When my husband’s knee finally gave entirely out, 15 years after getting it patched up after an accident shredded it, he was told by several doctors that the only thing to do was to replace it, but replacing it was not something they would do in someone so young. He had lived without the ACL for most of those 15 years.

He knew from information we had from when he injured the knee that the adhesive and artificial joints just did not last long (five years estimated in 1987) and typically knee replacement could only be redone once, if at all. In the mean time he had developed the added complication of metal sensitivity. We found a surgeon who was willing to do the surgery if he could find a knee my husband would tolerate. He had discussed pure platinum, but not long before the target date of the surgery, they came out with a zirconium knee. The doc installed the zirconium knee (rated for 30 years), and the knee itself is doing fine nearly 8 years later.
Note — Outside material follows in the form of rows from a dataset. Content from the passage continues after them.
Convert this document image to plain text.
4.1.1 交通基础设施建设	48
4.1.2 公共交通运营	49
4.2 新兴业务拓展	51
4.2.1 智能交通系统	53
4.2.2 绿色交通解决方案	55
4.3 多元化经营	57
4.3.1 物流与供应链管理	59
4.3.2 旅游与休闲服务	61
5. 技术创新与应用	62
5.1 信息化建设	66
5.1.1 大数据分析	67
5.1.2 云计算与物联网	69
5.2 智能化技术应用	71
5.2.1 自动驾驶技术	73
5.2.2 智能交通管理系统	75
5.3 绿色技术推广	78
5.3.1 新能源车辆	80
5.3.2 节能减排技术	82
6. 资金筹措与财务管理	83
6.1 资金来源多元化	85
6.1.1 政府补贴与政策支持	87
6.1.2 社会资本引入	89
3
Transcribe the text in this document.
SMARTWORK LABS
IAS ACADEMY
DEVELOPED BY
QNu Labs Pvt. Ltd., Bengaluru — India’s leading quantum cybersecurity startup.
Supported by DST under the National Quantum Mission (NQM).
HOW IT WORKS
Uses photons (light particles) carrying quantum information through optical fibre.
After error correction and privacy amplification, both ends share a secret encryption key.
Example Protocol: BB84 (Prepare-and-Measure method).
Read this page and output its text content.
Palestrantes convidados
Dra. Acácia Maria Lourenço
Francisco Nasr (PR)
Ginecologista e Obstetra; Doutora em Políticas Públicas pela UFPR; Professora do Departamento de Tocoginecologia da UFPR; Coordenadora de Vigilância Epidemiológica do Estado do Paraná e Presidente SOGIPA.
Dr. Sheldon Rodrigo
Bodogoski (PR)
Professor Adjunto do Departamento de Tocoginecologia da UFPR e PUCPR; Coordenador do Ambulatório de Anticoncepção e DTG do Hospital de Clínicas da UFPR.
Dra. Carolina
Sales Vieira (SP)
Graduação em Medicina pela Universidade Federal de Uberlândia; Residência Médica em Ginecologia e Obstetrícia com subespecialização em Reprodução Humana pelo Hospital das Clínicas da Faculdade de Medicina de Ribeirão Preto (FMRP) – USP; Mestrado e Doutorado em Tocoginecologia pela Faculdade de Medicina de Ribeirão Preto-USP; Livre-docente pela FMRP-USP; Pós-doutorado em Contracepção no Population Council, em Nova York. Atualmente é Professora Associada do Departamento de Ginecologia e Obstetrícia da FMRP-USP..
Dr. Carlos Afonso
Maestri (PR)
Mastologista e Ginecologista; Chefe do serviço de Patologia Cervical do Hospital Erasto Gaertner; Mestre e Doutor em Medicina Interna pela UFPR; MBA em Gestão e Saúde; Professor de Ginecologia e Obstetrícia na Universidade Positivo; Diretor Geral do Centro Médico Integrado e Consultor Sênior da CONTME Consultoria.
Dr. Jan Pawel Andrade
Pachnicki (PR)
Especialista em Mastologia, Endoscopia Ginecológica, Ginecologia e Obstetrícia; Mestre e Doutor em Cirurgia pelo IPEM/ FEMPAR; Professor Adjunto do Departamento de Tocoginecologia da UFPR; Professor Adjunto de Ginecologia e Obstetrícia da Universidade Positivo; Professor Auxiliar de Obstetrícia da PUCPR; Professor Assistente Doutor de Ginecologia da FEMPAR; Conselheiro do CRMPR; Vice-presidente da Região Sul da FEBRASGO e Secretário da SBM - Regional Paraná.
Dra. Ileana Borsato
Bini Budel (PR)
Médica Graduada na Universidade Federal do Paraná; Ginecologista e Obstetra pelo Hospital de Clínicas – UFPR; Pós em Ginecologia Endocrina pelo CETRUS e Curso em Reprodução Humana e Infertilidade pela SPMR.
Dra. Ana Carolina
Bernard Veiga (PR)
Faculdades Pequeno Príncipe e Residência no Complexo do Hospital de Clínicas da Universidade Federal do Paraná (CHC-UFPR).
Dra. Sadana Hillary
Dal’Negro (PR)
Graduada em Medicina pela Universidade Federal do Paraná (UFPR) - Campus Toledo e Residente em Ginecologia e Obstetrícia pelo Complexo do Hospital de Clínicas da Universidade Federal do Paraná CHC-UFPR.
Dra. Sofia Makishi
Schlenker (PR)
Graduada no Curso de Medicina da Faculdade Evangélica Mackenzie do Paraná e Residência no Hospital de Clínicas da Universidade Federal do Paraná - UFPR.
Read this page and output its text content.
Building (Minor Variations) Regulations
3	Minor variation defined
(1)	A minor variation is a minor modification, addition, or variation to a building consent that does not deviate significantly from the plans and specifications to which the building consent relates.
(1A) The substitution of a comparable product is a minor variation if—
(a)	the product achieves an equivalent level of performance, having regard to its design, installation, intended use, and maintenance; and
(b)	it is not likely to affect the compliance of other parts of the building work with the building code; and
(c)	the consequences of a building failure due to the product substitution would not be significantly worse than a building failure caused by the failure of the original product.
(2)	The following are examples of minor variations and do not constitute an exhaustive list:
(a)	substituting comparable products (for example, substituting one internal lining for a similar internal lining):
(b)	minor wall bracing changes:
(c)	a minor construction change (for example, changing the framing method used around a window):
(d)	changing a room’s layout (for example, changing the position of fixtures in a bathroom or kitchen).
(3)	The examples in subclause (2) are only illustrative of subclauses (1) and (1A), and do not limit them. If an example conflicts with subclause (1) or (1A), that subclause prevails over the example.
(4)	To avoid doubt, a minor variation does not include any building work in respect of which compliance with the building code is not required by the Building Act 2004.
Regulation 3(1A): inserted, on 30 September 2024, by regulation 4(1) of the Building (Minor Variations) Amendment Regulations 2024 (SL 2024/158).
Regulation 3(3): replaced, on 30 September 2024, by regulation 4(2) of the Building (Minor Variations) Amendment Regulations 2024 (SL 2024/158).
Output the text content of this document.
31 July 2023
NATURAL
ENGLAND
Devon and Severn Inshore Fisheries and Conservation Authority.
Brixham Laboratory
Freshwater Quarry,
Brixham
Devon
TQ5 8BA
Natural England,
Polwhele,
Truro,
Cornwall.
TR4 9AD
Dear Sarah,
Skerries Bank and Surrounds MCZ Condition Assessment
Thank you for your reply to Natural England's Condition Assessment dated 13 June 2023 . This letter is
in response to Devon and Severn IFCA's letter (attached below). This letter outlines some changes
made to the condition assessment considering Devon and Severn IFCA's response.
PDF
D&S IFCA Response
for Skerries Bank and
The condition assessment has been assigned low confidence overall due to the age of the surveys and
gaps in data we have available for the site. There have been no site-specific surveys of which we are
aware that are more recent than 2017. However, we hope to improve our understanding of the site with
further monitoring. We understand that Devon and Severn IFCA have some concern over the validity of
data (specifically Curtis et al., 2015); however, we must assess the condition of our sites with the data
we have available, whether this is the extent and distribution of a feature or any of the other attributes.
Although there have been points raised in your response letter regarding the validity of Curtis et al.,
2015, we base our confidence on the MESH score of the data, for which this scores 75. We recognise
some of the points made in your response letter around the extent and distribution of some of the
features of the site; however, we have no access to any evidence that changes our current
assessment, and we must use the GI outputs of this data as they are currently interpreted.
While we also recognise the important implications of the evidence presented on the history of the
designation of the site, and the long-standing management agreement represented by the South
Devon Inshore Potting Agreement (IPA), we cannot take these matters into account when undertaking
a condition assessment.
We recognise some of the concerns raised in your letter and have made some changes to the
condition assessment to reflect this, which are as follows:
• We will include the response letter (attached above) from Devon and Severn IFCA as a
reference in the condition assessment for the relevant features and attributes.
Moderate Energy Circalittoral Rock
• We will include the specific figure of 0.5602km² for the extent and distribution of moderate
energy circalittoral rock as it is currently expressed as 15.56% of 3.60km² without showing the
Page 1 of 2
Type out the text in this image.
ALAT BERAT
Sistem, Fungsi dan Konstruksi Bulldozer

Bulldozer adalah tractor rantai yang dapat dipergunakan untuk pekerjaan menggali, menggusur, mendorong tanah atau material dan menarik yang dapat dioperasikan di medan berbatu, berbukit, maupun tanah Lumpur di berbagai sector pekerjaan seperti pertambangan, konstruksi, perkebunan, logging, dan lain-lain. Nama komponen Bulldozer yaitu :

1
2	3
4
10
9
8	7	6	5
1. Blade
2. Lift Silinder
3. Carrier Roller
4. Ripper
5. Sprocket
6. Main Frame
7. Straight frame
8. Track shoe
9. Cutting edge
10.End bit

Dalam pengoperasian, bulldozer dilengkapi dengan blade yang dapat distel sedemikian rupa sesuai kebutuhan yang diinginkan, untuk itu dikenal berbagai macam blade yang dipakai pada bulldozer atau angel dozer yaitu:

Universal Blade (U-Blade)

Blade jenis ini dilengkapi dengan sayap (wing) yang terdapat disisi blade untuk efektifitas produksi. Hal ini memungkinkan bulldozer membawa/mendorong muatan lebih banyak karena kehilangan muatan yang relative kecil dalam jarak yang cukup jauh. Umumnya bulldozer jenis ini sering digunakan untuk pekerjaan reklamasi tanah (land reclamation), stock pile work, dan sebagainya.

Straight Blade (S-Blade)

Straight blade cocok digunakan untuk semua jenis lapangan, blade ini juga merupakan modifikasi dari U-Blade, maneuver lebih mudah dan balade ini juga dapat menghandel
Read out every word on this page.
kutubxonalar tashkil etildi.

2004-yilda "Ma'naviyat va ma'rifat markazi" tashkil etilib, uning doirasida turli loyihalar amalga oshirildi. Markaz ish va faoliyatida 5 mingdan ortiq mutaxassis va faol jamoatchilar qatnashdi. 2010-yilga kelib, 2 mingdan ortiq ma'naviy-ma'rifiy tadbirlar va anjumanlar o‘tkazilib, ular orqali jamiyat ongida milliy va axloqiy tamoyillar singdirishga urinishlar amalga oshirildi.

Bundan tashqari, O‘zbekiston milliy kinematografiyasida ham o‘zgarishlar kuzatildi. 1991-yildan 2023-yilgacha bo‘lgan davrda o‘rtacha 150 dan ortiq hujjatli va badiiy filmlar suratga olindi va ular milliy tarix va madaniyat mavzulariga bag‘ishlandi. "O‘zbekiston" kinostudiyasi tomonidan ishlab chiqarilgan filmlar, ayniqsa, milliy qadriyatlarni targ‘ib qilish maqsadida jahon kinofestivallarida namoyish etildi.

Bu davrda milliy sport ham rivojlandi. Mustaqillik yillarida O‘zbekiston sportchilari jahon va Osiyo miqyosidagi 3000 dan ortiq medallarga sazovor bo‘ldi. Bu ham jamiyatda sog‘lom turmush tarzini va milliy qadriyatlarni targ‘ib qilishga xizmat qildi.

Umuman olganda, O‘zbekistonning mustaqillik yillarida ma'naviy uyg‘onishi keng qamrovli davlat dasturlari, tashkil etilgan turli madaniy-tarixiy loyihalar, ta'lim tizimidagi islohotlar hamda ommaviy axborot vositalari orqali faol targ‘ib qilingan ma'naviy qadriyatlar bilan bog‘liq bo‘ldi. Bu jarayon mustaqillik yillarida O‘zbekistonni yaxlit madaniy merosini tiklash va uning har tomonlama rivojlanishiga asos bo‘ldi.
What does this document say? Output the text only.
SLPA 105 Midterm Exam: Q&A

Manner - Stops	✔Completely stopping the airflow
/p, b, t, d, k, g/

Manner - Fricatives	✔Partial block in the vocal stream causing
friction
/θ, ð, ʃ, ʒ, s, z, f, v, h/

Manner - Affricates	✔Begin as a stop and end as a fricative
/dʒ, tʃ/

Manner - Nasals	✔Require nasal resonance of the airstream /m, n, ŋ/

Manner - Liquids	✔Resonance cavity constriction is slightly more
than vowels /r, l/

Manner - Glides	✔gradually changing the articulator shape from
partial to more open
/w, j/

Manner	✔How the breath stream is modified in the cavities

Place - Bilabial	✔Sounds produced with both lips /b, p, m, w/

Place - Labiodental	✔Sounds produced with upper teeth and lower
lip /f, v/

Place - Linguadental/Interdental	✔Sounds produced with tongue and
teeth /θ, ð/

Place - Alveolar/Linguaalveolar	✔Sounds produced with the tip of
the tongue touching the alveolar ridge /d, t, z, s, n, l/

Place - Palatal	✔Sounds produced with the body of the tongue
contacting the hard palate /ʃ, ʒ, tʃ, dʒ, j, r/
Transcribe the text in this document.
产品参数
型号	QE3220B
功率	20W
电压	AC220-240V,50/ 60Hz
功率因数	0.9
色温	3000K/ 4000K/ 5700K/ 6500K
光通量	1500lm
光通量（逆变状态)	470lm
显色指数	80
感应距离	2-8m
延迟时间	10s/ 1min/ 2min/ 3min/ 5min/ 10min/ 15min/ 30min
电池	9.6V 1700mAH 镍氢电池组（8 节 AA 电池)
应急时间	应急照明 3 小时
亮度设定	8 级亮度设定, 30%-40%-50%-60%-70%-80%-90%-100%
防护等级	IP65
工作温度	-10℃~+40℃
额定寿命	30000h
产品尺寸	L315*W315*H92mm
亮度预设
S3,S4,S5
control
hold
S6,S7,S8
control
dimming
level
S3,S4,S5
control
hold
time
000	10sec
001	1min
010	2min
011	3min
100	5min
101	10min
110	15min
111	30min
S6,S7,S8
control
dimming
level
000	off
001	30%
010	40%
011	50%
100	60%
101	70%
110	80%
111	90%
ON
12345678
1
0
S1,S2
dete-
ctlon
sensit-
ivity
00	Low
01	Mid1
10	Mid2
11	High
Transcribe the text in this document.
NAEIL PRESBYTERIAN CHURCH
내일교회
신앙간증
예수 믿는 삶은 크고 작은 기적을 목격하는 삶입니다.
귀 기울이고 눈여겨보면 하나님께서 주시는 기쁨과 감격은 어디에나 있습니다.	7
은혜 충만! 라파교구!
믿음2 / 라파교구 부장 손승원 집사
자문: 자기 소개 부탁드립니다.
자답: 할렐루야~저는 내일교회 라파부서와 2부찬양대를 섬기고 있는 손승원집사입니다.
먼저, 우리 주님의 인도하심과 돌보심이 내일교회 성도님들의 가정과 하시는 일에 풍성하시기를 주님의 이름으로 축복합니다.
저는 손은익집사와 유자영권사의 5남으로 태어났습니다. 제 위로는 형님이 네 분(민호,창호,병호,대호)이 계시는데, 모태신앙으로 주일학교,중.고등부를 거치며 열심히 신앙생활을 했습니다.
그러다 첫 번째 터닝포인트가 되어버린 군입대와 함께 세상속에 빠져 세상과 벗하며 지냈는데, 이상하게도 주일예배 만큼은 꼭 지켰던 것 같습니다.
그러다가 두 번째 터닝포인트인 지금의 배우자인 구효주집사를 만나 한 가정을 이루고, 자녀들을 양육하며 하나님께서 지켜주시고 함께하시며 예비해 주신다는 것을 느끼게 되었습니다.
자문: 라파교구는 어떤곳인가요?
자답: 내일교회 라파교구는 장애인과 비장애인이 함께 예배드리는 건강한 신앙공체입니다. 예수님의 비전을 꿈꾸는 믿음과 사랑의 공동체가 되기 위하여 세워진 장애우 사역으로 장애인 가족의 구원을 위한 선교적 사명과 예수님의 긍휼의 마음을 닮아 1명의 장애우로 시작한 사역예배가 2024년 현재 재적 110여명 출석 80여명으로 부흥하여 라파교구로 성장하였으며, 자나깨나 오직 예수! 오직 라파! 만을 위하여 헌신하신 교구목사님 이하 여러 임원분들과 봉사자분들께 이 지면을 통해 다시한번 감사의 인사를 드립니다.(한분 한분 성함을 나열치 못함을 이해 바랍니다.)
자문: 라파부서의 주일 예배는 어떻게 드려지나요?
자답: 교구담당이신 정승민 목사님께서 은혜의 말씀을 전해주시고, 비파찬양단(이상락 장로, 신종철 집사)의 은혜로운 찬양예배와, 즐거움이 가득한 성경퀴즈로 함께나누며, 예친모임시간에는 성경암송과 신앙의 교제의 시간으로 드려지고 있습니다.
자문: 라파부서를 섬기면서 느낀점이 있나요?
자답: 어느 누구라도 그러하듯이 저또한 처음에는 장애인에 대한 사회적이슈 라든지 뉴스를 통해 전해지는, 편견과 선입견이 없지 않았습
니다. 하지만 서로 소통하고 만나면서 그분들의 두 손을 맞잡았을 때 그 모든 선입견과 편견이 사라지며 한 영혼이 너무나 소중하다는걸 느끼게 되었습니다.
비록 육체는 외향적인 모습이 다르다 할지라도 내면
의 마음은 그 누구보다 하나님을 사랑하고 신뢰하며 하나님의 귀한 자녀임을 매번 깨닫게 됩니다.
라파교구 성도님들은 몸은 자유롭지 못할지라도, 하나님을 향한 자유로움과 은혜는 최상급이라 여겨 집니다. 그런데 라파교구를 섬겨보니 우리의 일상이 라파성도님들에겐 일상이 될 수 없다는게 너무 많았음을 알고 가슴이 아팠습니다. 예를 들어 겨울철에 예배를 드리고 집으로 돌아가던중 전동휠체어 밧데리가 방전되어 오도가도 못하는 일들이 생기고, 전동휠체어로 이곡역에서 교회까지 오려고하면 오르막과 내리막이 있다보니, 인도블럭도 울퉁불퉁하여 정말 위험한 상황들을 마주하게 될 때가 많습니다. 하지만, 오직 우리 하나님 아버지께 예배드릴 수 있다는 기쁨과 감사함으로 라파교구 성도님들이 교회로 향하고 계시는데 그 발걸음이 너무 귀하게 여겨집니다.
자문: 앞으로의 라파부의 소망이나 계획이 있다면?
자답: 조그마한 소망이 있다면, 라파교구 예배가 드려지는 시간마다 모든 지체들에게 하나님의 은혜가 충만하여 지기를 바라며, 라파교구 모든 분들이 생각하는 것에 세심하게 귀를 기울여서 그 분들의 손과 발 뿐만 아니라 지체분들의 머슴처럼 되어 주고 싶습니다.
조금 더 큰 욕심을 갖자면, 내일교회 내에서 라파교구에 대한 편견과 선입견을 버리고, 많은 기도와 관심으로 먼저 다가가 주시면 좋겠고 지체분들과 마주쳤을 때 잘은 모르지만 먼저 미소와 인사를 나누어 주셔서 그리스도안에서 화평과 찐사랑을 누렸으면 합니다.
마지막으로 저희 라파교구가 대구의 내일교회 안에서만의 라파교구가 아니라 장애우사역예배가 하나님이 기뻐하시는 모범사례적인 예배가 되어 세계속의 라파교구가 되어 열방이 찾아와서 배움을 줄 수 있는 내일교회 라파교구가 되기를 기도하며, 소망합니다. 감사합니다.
The points of all that are:

  • Some people live fine without an ACL, she might too
  • If the doctor won’t explain why they won’t do surgery, there is likely another that would be able to explain.
  • Not all doctors have the same guidelines.
  • Technologies change
  • If my husband took the advice of the first doctor he saw, he would still be waiting to be old enough for surgery, unable to walk without crutches and unable to use crutches because of other health issues.

Here is a cautionary tale. My grandmother found out she had a lump in her breast when she was 67. She found out because she changed doctors and the new one asked her about it. She had it biopsied, and fortunately it was benign, but when asked why he did not tell her, the first doc indicated that she was old enough he did not think it would make a difference in any case. She lived for another 16 years and was well most of them, her mother was even older when she died. Her first doctor saw 67 as almost dead.

I had ACL surgery done when I was 53.

I also suggest a second opinion, and you might go to a doctor who specializes in sports medicine for it. They have an affinity for knees and shoulders. :smiley:

I second the suggestion that she go to someone specializing in sports medicine. The surgeon who cleaned up my husband’s knee in 1987 and got him walking again without the ACL was a sports medicine surgeon. He wanted to do the surgery on my husband because it was like a common football injury.

You sure about that? I was under the impression that ACLs will not repair themselves.

If a torn ACL interferes with her livin the way she wants to, it is worth a second opinion.